竜王の死骸ダンジョン編

第101話 新メンバー募集  


 「う~ん、どうしたものか」とベルトは机に座り唸っていた。



 人工都市オリガス 第五迷宮での戦いから3ヶ月。

 

 平穏な薬屋生活と剣呑な冒険者生活を両立させていたベルト・グリムであった。


 しかし、そんな生活は長く続かないというのは世の中の常というものである。


 冒険者ギルドからの依頼……というよりも強制指令。つまり、魔王絡みの案件が来たのだ。



 『東のダンジョンに魔王軍の痕跡が確認された。ただちに向い、魔王軍の残党を討伐を』



 依頼書を弄りながら「残党ね」とため息をつく。


 世間では魔王復活は秘匿されている。 

 

 例えば、第五迷宮の戦いだと、内部の状況が外部へ伝わる手筈になっていた。 


 しかし、冒険者ギルドの介入があり魔王軍との戦闘は世の中に隠された。


 最も、初めから冒険者ギルドは魔王軍が第五迷宮に潜んでいる情報があったからできた事なのだろうだが……


 それは兎も角、今回は東のダンジョンだ。


 第五迷宮とは違って、本格的なダンジョン攻略になる。


 それが今回、机に向って「う~ん う~ん」とベルトを悩ませている問題だ。


 ……パーティが組めない。


 まさか、毎回メイルを抱きかけてダンジョンを攻略していくわけにはいかない。


 例えば、少し前にマリアの私兵団に入った獣人の少女――― ミケラエル。

  

 彼女を斥候にして、前衛はシルフィド。自分は状況に合わせて、斥候、前衛、後衛の護衛と役割を変え、回復要員のメイル。後衛にシン・シンラのような魔法職がいれば……

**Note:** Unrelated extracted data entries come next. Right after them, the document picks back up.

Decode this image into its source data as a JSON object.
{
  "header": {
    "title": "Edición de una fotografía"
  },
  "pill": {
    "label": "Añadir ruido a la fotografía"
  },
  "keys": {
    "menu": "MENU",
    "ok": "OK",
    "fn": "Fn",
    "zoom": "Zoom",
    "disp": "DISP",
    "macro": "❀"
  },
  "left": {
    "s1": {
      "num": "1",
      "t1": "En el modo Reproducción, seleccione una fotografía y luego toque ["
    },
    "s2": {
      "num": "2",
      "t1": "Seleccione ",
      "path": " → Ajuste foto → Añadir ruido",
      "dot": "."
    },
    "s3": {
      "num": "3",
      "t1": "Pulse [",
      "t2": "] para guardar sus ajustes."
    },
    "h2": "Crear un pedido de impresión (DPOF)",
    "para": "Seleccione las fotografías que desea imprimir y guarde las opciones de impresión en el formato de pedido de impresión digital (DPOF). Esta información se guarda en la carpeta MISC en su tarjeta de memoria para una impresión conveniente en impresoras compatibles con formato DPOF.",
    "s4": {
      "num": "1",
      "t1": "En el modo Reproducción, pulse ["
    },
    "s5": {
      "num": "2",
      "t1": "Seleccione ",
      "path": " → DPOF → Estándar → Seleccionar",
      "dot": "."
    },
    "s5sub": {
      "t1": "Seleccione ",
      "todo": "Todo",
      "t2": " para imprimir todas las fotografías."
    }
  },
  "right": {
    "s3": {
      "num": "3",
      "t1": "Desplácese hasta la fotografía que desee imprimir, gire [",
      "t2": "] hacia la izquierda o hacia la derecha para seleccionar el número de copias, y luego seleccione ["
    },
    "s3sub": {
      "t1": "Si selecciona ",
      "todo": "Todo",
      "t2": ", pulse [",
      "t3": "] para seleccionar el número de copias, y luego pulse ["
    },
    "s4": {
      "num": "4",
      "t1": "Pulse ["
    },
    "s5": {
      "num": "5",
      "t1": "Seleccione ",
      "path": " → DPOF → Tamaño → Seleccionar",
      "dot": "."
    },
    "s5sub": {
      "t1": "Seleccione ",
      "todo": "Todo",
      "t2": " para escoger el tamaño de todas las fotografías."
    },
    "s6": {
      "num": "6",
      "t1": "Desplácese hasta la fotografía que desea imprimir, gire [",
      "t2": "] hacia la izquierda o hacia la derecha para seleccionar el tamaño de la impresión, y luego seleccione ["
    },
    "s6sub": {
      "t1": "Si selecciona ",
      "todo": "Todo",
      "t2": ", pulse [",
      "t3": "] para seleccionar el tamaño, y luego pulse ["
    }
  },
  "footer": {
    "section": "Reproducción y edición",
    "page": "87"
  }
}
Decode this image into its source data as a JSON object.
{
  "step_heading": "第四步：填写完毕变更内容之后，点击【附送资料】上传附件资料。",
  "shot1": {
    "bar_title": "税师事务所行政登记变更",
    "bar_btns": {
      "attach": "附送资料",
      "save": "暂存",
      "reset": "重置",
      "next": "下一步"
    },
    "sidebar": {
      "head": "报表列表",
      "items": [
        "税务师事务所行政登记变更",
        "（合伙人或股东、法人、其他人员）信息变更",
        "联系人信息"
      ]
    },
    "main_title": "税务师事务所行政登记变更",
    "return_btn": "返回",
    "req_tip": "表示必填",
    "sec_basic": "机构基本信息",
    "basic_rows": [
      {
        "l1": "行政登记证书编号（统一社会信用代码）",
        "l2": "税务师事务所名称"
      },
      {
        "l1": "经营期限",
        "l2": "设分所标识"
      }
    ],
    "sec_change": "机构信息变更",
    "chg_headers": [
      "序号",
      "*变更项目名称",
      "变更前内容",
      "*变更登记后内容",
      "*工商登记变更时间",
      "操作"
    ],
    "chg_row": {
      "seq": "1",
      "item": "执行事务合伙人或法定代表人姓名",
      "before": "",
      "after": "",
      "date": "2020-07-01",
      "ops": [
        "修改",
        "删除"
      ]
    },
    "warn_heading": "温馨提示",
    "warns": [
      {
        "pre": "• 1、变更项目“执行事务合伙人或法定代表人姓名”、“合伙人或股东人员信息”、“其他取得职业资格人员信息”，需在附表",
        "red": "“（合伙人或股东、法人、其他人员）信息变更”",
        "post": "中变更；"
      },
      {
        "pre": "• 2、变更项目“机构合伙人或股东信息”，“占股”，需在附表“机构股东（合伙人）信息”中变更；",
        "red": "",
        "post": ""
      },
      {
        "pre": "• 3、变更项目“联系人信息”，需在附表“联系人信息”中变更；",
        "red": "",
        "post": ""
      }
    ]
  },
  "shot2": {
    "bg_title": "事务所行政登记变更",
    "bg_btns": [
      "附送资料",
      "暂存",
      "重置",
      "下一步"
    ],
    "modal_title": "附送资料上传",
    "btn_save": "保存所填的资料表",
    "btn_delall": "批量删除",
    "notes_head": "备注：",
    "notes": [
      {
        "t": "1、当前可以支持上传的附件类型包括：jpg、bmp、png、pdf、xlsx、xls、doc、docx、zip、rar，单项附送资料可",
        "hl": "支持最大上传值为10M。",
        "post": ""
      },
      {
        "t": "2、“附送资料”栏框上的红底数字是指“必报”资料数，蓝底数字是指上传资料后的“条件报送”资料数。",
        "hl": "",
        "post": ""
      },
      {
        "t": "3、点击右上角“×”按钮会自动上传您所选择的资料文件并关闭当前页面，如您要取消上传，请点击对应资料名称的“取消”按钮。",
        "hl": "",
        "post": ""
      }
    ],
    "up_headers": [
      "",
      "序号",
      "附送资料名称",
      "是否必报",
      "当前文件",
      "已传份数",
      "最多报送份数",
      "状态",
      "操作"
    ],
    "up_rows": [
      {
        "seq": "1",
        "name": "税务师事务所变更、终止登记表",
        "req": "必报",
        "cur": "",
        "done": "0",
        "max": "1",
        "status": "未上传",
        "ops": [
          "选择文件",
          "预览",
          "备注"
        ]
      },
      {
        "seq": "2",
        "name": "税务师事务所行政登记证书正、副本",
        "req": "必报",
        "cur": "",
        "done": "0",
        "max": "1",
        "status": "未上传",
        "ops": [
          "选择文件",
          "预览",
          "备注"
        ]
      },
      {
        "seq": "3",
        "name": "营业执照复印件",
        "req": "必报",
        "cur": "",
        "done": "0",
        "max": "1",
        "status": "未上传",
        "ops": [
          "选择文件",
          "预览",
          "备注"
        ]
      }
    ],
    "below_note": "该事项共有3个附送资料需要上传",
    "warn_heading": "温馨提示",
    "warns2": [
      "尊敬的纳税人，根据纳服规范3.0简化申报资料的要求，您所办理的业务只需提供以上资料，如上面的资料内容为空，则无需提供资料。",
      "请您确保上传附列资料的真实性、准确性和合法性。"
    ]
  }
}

 完璧なのだが……しかし、現時点では ベルトとメイルの2人組パーティ。


 今、ベルトが紙に書いているのは、ギルドに提出するパーティメンバー募集のお知らせのチラシだった。


 ・・・


 ・・・・・・


 ・・・・・・・・・



 ギルドの近場にある飲食店にベルトとメイルはいた。


 早速、パーティメンバー募集をギルドに申請して、応募者への面接を行う事にしたのだ。


けれども…… 


「……本当に1人も来ないな」


「義兄さん、流石にSSランク冒険者が募集条件では人は集まらないのではないでしょうか?」


「そうだな。西のダンジョンの時に、SSランク冒険者と交流を……」


「あの時は、みなさんを置き去りにしていきましたからね」


「……」


 ギルドから勇者救出の特別指令ミッション発動。


 西のダンジョン30層で動けなくなった勇者たち。彼らの救出作戦にギルドが考えたのはベルトを中心として大人数のSSランク冒険者を投入。後衛のサポートにもSランク冒険者を起用した大規模ダンジョン攻略作戦。


 それを無視してベルトはメイルと2人で高速攻略を行った。


 もしかしたら、SSランク冒険者たちはベルトへ悪い印象を持っているのかもしれない。

 

 飲食店の扉が開いた。反射的に2人は来店者を目で追った。


 間違いなく冒険者の風貌。長い槍のような武器を肩に担いで……近づいてきた。



 「あんた等がパーティ募集しているのか」



 ベルトは頷いた。すると男は手を差し出し、名乗った。